How could a recently divorced woman who worked in New York City be drug-free?

There had always been something a little bionic about Mary; Patrick considered her skin, which was flawless, her unadulterated blondness, her sensible but sexy clothes, and her perfect little teeth. Even her niceness--if she had truly retained it, if she was still really nice. (Her former niceness, safer to say.) But no prescription drugs? Maybe, like the absent photographs, the drugs were as yet unpacked from her divorce.

Mary had opened her bed for him, the covers turned down as if by an unseen hotel maid. Later she left the bathroom light on, with the door ajar; the only other lights in the bedroom were the pink undulations of the Lava lamp, which cast moving shadows on the ceiling. Under the circumstances, it was hard for Patrick not to view the protozoan movements of the Lava lamp as indicative of Mary's striving fertility.

She suddenly made a point of telling him that she'd thrown out all her medicine--"This was months ago." Nowadays she took nothing--"Not even for cramps." The second she conceived, she was going to lay off the booze and cigarettes.

Wallingford scarcely had time to remind her that he was in love with someone else.

"I know. It doesn't matter," Mary said.

There was something so resolute about her lovemaking that Wallingford quickly succumbed; yet the experience bore no comparison to the intoxicating way Mrs. Clausen had mounted him. He didn't love Mary, and she loved only the life she imagined would follow from having his baby. Maybe now they could be friends.

Why Wallingford didn't feel that he was submitting to his old habits is evidence of his moral confusion. To have acted upon his sudden desire for the makeup girl, to have taken her to bed, would have meant reverting to his licentious self. But with Mary he had merely acquiesced. If his baby was what she wanted, why not give her a baby?

It comforted him to have located the one unbionic part of her--an area of blond down, near the small of her back. He kissed her there before she rolled over and fell asleep. She slept on her back, snoring slightly, her legs elevated by what Wallingford recognized were the paisley seat cushions from the living-room couch. (Like Mrs. Clausen, Mary wasn't taking any chances with gravity.)

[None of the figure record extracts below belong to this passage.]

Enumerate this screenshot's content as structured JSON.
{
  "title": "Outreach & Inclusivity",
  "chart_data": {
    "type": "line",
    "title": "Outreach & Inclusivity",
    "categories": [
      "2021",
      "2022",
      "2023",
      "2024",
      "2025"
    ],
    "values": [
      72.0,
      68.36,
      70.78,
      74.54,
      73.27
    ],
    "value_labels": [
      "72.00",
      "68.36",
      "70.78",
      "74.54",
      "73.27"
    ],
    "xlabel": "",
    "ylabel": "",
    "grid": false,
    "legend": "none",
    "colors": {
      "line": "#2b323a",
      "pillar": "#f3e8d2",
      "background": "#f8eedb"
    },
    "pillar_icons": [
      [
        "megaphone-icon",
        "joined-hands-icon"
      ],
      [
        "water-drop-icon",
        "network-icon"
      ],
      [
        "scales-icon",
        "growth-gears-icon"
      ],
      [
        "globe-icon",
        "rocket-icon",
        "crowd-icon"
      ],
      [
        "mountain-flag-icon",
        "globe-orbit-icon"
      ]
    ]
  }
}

Patrick didn't sleep. He lay listening to the traffic on the FDR Drive while rehearsing what he would say to Doris Clausen. He wanted to marry her, to be a real father to little Otto. Patrick planned to tell Doris that he had performed "for a friend" the same service he'd "performed" for her; however, he would tactfully say, he had not enjoyed the process of making Mary pregnant. And while he would try to be a not-too-absent father to Mary's child, he would make it very clear to Mary that he wanted to live with Mrs. Clausen and Otto junior. Of course he was crazy to think such an arrangement could work.

How had he imagined that Doris could entertain the possibility? Surely he didn't believe she would uproot herself and little Otto from Wisconsin, and Wallingford was clearly not a man who could make a long-distance relationship (if any relationship) work.

Should he tell Mrs. Clausen that he was trying to get fired? He hadn't rehearsed that part, nor was he trying nearly hard enough. Fred's feeble threat notwithstanding, Patrick feared that he might have become irreplaceable at the not-the-news network.

Oh, for his mild Thursday-evening rebellion, there might be a producer or two to deal with--some spineless CEO spouting off on the subject of how "rules of behavior apply to everyone," or running on about Wallingford's "lack of appreciation for teamwork." But they wouldn't fire him for his deviation from the TelePrompTer, not as long as his ratings held.

In fact, as Patrick correctly anticipated--and according to the minute-by-minute ratings--upon his remarks, viewer interest had more than picked up; it had soared. Like the makeup girl, the very thought of whom gave Wallingford an unexpected boner in Mary's bed, the television audience also believed it was "time to move on." Wallingford's notion of himself and his fellow journalists--that "we should summon some dignity," that "we should just stop"--had immediately struck a public nerve. Quite the contrary to getting himself fired, Patrick Wallingford had made himself more popular than he'd ever been.